Compared to other pediatric studies of HHT, not only did we find a higher prevalence of PAVMs in our pediatric cohort of 129 children, but also a higher rate of embolization: 29% of all patients with HHT underwent embolization. Comparatively, in the French series by Soysal[32] where all pediatric patients with HHT were screened for PAVM with chest CT (59 patients), only 7% of all children with HHT underwent embolization. Furthermore, the Dutch study of Hosman et al.,[31] using a more conservative screening approach designed to detect large PAVMs, reported only a 22% prevalence of PAVMs in 175 children with HHT compared to 60% in our study. Not surprisingly, their overall rates of embolization were also lower than in our series, as embolization was performed in 19% of all patients with HHT.

Limitations of this study include the retrospective nature of the review. The high incidence of PAVM detection may be related to recruitment bias, particularly in symptomatic patients.
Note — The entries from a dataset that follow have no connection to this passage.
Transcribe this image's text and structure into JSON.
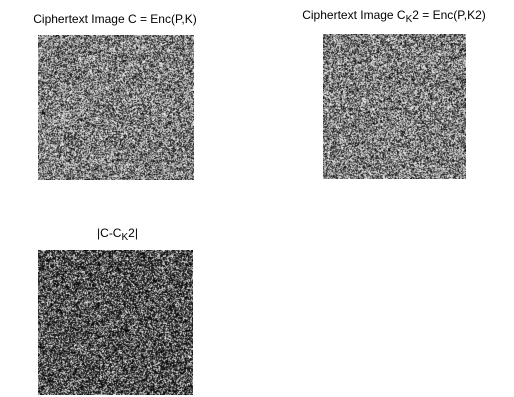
{
  "panels": [
    {
      "id": "ciphertext-c",
      "title_pre": "Ciphertext Image C = Enc(P,K)",
      "title_sub": "",
      "title_post": "",
      "brightness": 0.58
    },
    {
      "id": "ciphertext-ck2",
      "title_pre": "Ciphertext Image C",
      "title_sub": "K",
      "title_post": "2 = Enc(P,K2)",
      "brightness": 0.58
    },
    {
      "id": "abs-difference",
      "title_pre": "|C-C",
      "title_sub": "K",
      "title_post": "2|",
      "brightness": 0.32
    }
  ]
}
However, only 11% of our patients were symptomatic at the time of PAVM detection which suggests this effect may be minimal.

Conclusion

PAVMs are present in up to 60% of children with HHT. Most PAVMs can be detected on initial screening with TTCE, but nearly 30% of children with HHT can develop new PAVMs over time. Furthermore, up to 25% of children initially diagnosed with small PAVMs can develop larger PAVMs requiring embolization. The majority of children with large PAVMs have no symptoms from their lesions. Finally, nearly 20% of those children who had successful embolization therapy needed repeat intervention. Children diagnosed with HHT need continued assessment for PAVMs throughout childhood.